Sukses

Cek Fakta: Tidak Benar Vaksin Covid-19 Hanya untuk Orang yang Tidak Punya Penyakit

Beredar di aplikasi percakapan video yang menyebut vaksin tidak efektif bagi orang yang punya penyakit.

Liputan6.com, Jakarta - Beredar di aplikasi percakapan video yang menyebut vaksin covid-19 tidak efektif bagi orang yang punya penyakit. Video itu ramai dibagikan sejak pekan lalu.

Video berdurasi dua menit 27 detik itu menampilkan seseorang bernama Ustadz Prof. DR.dr Yuwono M.Biomed. Dalam video tersebut ia menyampaikan beberapa klaim.

Pada detik ke-35 ia menyebut bahwa orang yang memiliki vaksin tidak usah divaksin covid-19. Ia juga menyebut vaksin tidak akan bekerja baik dalam tubuh orang yang punya penyakit.

Ia juga menyebut untuk mencapai herd immunity hanya butuh 40-60 persen orang yang divaksin. Ia juga mengklaim beberapa orang yang sudah divaksin dilaporkan masuk ICU.

Video tersebut juga disertai narasi: "Vaksin Hanya untuk yang tidak punya penyakit".

Lalu benarkah sejumlah klaim yang disebutkan dalam video tersebut terkait vaksin covid-19?

Saksikan video pilihan berikut ini:

* Follow Official WhatsApp Channel Liputan6.com untuk mendapatkan berita-berita terkini dengan mengklik tautan ini.

2 dari 4 halaman

Penelusuran Fakta

Cek Fakta Liputan6.com meminta penjelasan dari dr. Muhamad Fajri Adda'i. Ia menyebut klaim yang disampaikan dalam video tersebut tidak benar.

"Vaksin justru diprioritaskan pada orang yang punya penyakit kronis. Pasalnya angka kematian pada orang yang punya penyakit kronis sangat tinggi. Itu sebabnya WHO dan banyak negara memprioritaskan vaksin ini untuk masyarakat rentan atau yang punya penyakit kronis," ujar dr. Fajri, sapaan akrabnya saat dihubungi Rabu (30/6/2021).

"Orang lansia dan komorbid justru punya peluang gejala lebih berat saat terkena covid-19, jadi itu sebabnya mereka harus mendapat prioritas vaksin."

Untuk klaim selanjutnya dr. Fajri juga menyebut vaksin tetap bisa bekerja efektif bagi orang dengan komorbid atau lansia.

"Di dunia nyata efektivitas vaksin covid-19 sudah terbukti bekerja untuk orang dengan komorbid atau lansia.
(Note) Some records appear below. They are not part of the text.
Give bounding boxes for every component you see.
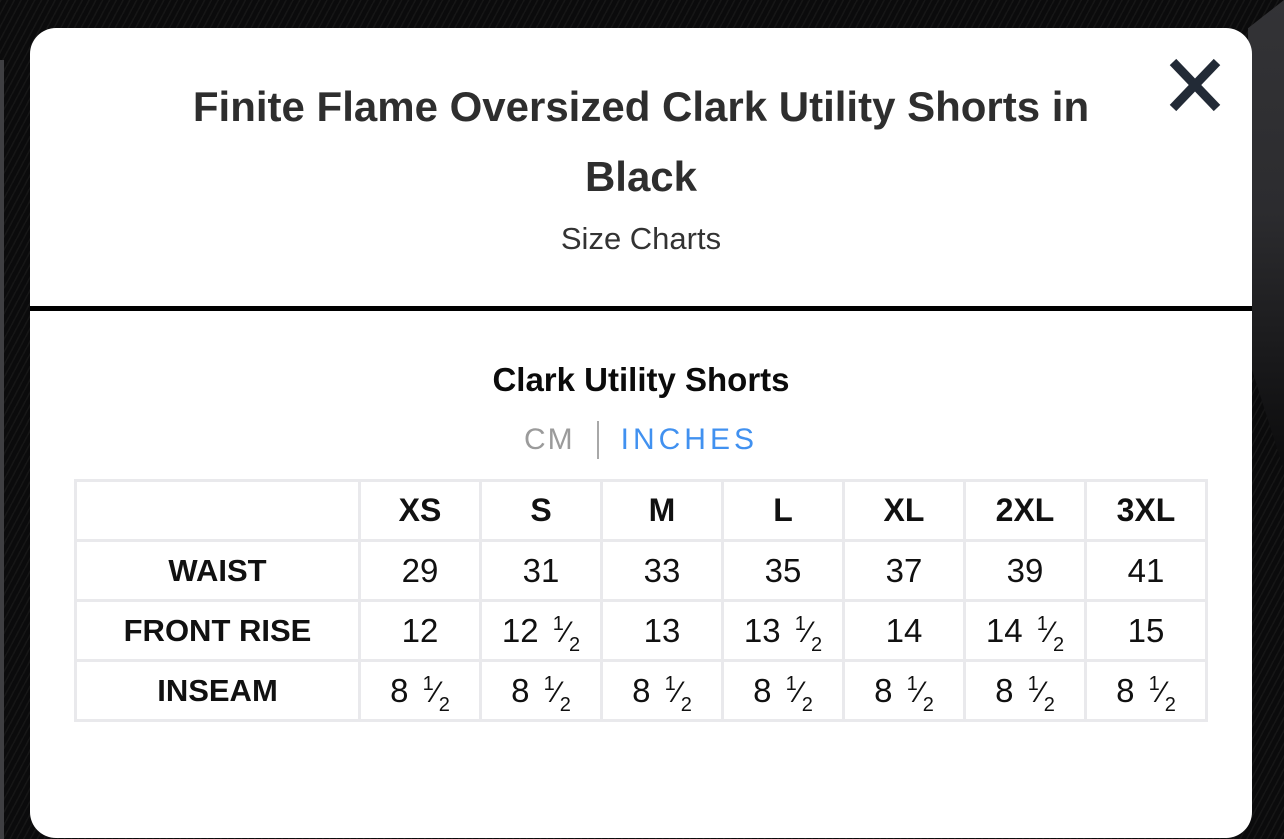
size-cell: 8 1⁄2 [482, 662, 600, 719]
unit-option-cm[interactable]: CM [523, 423, 575, 456]
modal-subtitle: Size Charts [560, 221, 722, 257]
size-cell: 37 [845, 542, 963, 599]
size-cell: 8 1⁄2 [724, 662, 842, 719]
size-cell: 31 [482, 542, 600, 599]
size-cell: 15 [1087, 602, 1205, 659]
measurement-row-label: INSEAM [77, 662, 358, 719]
fraction-one-half: 1⁄2 [1148, 672, 1176, 716]
size-cell: 33 [603, 542, 721, 599]
unit-option-inches[interactable]: INCHES [620, 423, 758, 456]
background-left-strip [0, 60, 4, 839]
size-table-head: XS S M L XL 2XL 3XL [77, 482, 1205, 539]
size-cell: 14 [845, 602, 963, 659]
measurement-row-label: FRONT RISE [77, 602, 358, 659]
size-cell: 8 1⁄2 [603, 662, 721, 719]
unit-toggle-separator [596, 421, 599, 459]
table-row: INSEAM 8 1⁄2 8 1⁄2 8 1⁄2 8 1⁄2 8 1⁄2 8 1⁄2 8 1⁄… [77, 662, 1205, 719]
unit-toggle: CM INCHES [30, 421, 1252, 459]
size-column-header: 2XL [966, 482, 1084, 539]
fraction-one-half: 1⁄2 [785, 672, 813, 716]
size-column-header: S [482, 482, 600, 539]
size-cell: 8 1⁄2 [966, 662, 1084, 719]
table-row: WAIST 29 31 33 35 37 39 41 [77, 542, 1205, 599]
size-chart-body: Clark Utility Shorts CM INCHES XS S M L XL 2X… [30, 361, 1252, 722]
table-corner-cell [77, 482, 358, 539]
size-chart-modal: Finite Flame Oversized Clark Utility Sho… [30, 28, 1252, 838]
size-cell: 14 1⁄2 [966, 602, 1084, 659]
size-cell: 29 [361, 542, 479, 599]
size-cell: 39 [966, 542, 1084, 599]
size-column-header: M [603, 482, 721, 539]
fraction-one-half: 1⁄2 [794, 612, 823, 656]
size-cell: 8 1⁄2 [845, 662, 963, 719]
fraction-one-half: 1⁄2 [1036, 612, 1065, 656]
size-cell: 13 1⁄2 [724, 602, 842, 659]
size-table-body: WAIST 29 31 33 35 37 39 41 FRONT RISE 12 12 1⁄2 13 1… [77, 542, 1205, 719]
close-button[interactable] [1166, 56, 1224, 114]
product-heading: Clark Utility Shorts [492, 361, 790, 398]
close-icon [1166, 58, 1224, 117]
size-column-header: XS [361, 482, 479, 539]
size-table: XS S M L XL 2XL 3XL WAIST 29 31 33 35 37 39 41 FRONT R… [74, 479, 1208, 722]
size-cell: 8 1⁄2 [361, 662, 479, 719]
size-cell: 35 [724, 542, 842, 599]
size-cell: 12 [361, 602, 479, 659]
size-cell: 41 [1087, 542, 1205, 599]
table-row: FRONT RISE 12 12 1⁄2 13 13 1⁄2 14 14 1⁄2 15 [77, 602, 1205, 659]
size-cell: 8 1⁄2 [1087, 662, 1205, 719]
size-column-header: XL [845, 482, 963, 539]
fraction-one-half: 1⁄2 [543, 672, 571, 716]
fraction-one-half: 1⁄2 [422, 672, 450, 716]
fraction-one-half: 1⁄2 [552, 612, 581, 656]
table-header-row: XS S M L XL 2XL 3XL [77, 482, 1205, 539]
modal-header: Finite Flame Oversized Clark Utility Sho… [30, 28, 1252, 306]
measurement-row-label: WAIST [77, 542, 358, 599]
fraction-one-half: 1⁄2 [906, 672, 934, 716]
fraction-one-half: 1⁄2 [1027, 672, 1055, 716]
size-column-header: 3XL [1087, 482, 1205, 539]
size-column-header: L [724, 482, 842, 539]
size-cell: 13 [603, 602, 721, 659]
fraction-one-half: 1⁄2 [664, 672, 692, 716]
size-cell: 12 1⁄2 [482, 602, 600, 659]
modal-title: Finite Flame Oversized Clark Utility Sho… [192, 83, 1090, 200]
header-divider [30, 306, 1252, 311]
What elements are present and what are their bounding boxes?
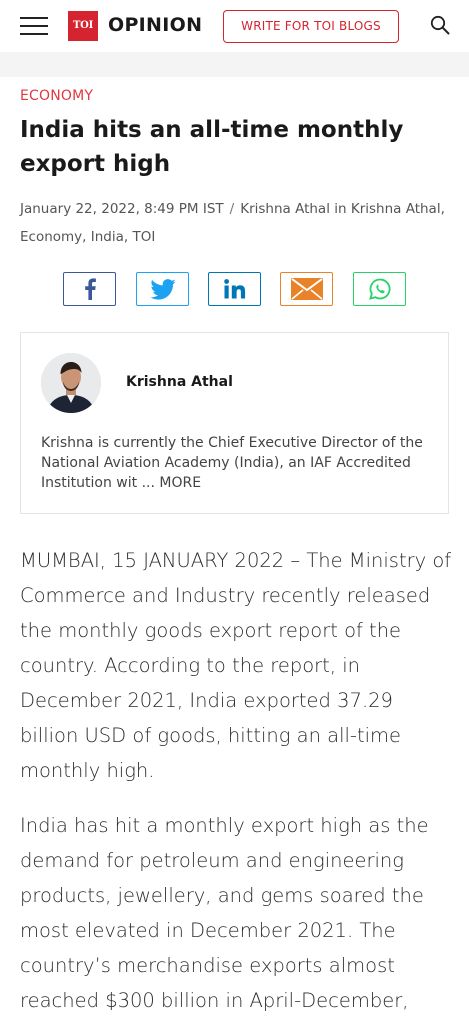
author-bio: Krishna is currently the Chief Executive…	[41, 433, 431, 493]
article-byline[interactable]: Krishna Athal in Krishna Athal, Economy,…	[20, 201, 445, 245]
toi-logo[interactable]: TOI	[68, 11, 98, 41]
whatsapp-icon	[368, 278, 390, 300]
author-card: Krishna Athal Krishna is currently the C…	[20, 332, 449, 514]
meta-separator: /	[229, 201, 235, 217]
author-bio-text: Krishna is currently the Chief Executive…	[41, 435, 423, 491]
facebook-icon	[84, 278, 96, 300]
author-avatar[interactable]	[41, 353, 101, 413]
article-paragraph: India has hit a monthly export high as t…	[20, 814, 429, 1012]
whatsapp-share-button[interactable]	[353, 272, 406, 306]
hamburger-menu-icon[interactable]	[20, 17, 48, 35]
write-for-toi-blogs-button[interactable]: WRITE FOR TOI BLOGS	[223, 10, 399, 43]
site-header: TOI OPINION WRITE FOR TOI BLOGS	[0, 0, 469, 52]
email-share-button[interactable]	[280, 272, 333, 306]
email-icon	[290, 278, 323, 300]
linkedin-share-button[interactable]	[208, 272, 261, 306]
twitter-share-button[interactable]	[136, 272, 189, 306]
author-portrait	[41, 353, 101, 413]
facebook-share-button[interactable]	[63, 272, 116, 306]
ad-placeholder-band	[0, 52, 469, 77]
article-paragraph: MUMBAI, 15 JANUARY 2022 – The Ministry o…	[20, 549, 452, 782]
share-bar	[0, 272, 469, 308]
section-title[interactable]: OPINION	[108, 14, 203, 36]
twitter-icon	[149, 278, 176, 300]
author-name[interactable]: Krishna Athal	[126, 374, 233, 390]
article-category[interactable]: ECONOMY	[20, 88, 94, 104]
article-date: January 22, 2022, 8:49 PM IST	[20, 201, 224, 217]
article-headline: India hits an all-time monthly export hi…	[20, 117, 404, 177]
article-meta: January 22, 2022, 8:49 PM IST / Krishna At…	[20, 195, 450, 251]
linkedin-icon	[223, 279, 245, 299]
author-more-link[interactable]: MORE	[159, 475, 202, 491]
search-icon[interactable]	[430, 15, 450, 35]
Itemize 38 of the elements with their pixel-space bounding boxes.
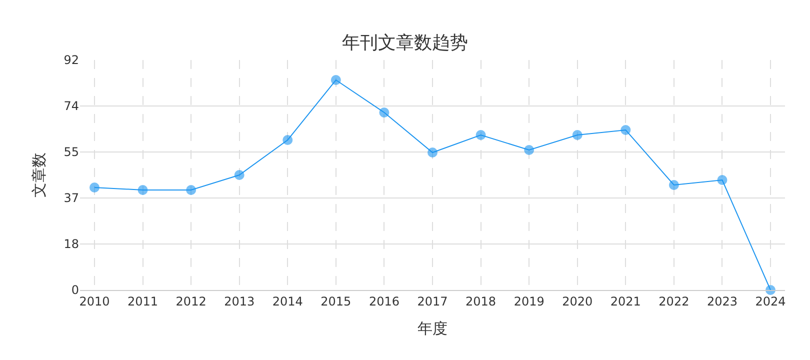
point	[138, 185, 148, 195]
point	[620, 125, 631, 135]
x-tick-label: 2022	[658, 294, 690, 308]
point	[668, 180, 679, 190]
y-tick-label: 74	[64, 99, 79, 114]
x-tick-label: 2012	[176, 294, 206, 308]
x-tick-label: 2023	[706, 294, 738, 308]
point	[717, 175, 728, 185]
x-tick-label: 2015	[320, 294, 352, 308]
x-tick-label: 2014	[272, 294, 303, 308]
point	[428, 148, 438, 158]
x-tick-label: 2016	[368, 294, 400, 308]
x-tick-label: 2018	[466, 294, 496, 308]
y-tick-label: 37	[64, 191, 79, 206]
point	[379, 108, 390, 118]
point	[282, 135, 293, 145]
x-tick-label: 2013	[224, 294, 255, 308]
chart-title: 年刊文章数趋势	[342, 32, 468, 54]
y-tick-label: 0	[71, 283, 79, 298]
y-tick-label: 55	[64, 145, 79, 160]
point	[524, 145, 534, 155]
y-tick-label: 18	[64, 237, 79, 252]
x-tick-label: 2021	[610, 294, 641, 308]
x-axis-title: 年度	[418, 319, 448, 338]
point	[89, 182, 100, 192]
point	[234, 170, 244, 180]
y-axis-title: 文章数	[30, 152, 48, 198]
point	[330, 75, 341, 85]
y-tick-label: 92	[64, 53, 79, 68]
point	[186, 185, 196, 195]
x-tick-label: 2017	[417, 294, 448, 308]
x-tick-label: 2020	[562, 294, 593, 308]
x-tick-label: 2010	[79, 294, 110, 308]
x-tick-label: 2011	[127, 294, 158, 308]
x-tick-label: 2019	[514, 294, 544, 308]
point	[476, 130, 486, 140]
x-tick-label: 2024	[755, 294, 786, 308]
point	[572, 130, 582, 140]
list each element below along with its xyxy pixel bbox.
Bahkan hal ini juga sudah terbukti sejak uji klinis dilakukan."

Klaim lain yang menyebut hanya butuh 40-60 persen orang untuk divaksin juga tidak benar. dr. Fajri menyebut angka 181 juta target vaksinasi covid-19 di Indonesia sudah ada perhitungannya:

"Menghitung cakupan vaksinasi sudah ada rumusannya. Semakin besar efikasi vaksin maka cakupannya juga semakin kecil, jadi untuk Indonesia yang memakai vaksin Sinovac memang dibutuhkan cakupan yang lebih luas."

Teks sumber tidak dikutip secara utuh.